Carbon Monoxide Leak Sends 40 to the Hospital

On Monday, a carbon monoxide leak forced the evacuation at an elementary school in remote Utah. The leak sent over 40 staff and students to different medical facilities in both Colorado and Utah. Two adults remained hospitalized overnight said officials.

Rick Bailey a spokesperson for San Juan County announced that three people had to be flown into hospitals in Colorado from the small town of Montezuma Creek located on a Navajo Reservation nearly 15 miles west of the border with Colorado.

The spokesperson said a female teacher had been moved from a hospital in Colorado to a facility in Salt Lake City. It was the closest facility that had hyperbaric chambers, which are needed to treat severe cases of poisoning from carbon monoxide.

Another staff member, who was also female, was flown into Durango, Colorado and was still there, said officials. A third grade teacher was also airlifted to Cortez hospital but she was released a short time later.

Thirty-three students and other staff members had to be taken in ambulances to different medical facilities in both Monticello and Blanding, Utah.
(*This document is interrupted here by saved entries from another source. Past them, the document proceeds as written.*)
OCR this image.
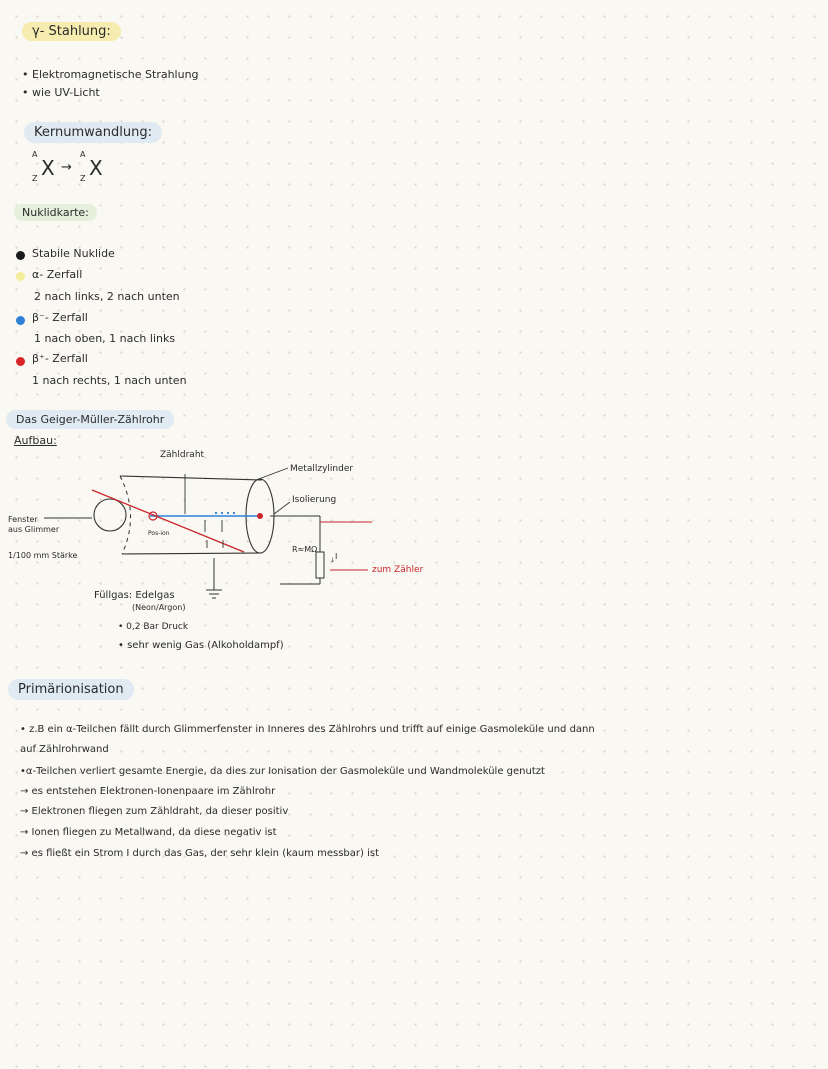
γ- Stahlung:
• Elektromagnetische Strahlung
• wie UV-Licht
Kernumwandlung:
A
Z X →
A
Z X
Nuklidkarte:
Stabile Nuklide
α- Zerfall
2 nach links, 2 nach unten
β⁻- Zerfall
1 nach oben, 1 nach links
β⁺- Zerfall
1 nach rechts, 1 nach unten
Das Geiger-Müller-Zählrohr
Aufbau:
↓
Zähldraht
Metallzylinder
Isolierung
Fenster
aus Glimmer
1/100 mm Stärke
Pos-ion
R≈MΩ
I
zum Zähler
Füllgas: Edelgas
(Neon/Argon)
• 0,2 Bar Druck
• sehr wenig Gas (Alkoholdampf)
Primärionisation
• z.B ein α-Teilchen fällt durch Glimmerfenster in Inneres des Zählrohrs und trifft auf einige Gasmoleküle und dann
auf Zählrohrwand
•α-Teilchen verliert gesamte Energie, da dies zur Ionisation der Gasmoleküle und Wandmoleküle genutzt
→ es entstehen Elektronen-Ionenpaare im Zählrohr
→ Elektronen fliegen zum Zähldraht, da dieser positiv
→ Ionen fliegen zu Metallwand, da diese negativ ist
→ es fließt ein Strom I durch das Gas, der sehr klein (kaum messbar) ist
Another eight people either rode with someone or drove themselves to a treatment center, said officials.

The leak took place at 8 a.m., as students and staff were arriving, but prior to classes starting. All 280 people thought to be inside had to be evacuated.

A medical worker broke a leg when attempting to jump for a wall. No further information at the time was available about that incident.

The school did not reopen Monday, but officials said it would be open again on Tuesday. The leak is thought to have been caused by one of the school’s hot water heaters that had a ventilation system that was blocked, said school officials.

The school is not outfitted with detectors for carbon monoxide, said the Superintendent of the school district. When emergency calls were received, over 10 ambulances responded as well as fire crews and multiple police vehicles.

The school has 200 students and officials said more would have become sick if the response time to evacuate had not been so fast.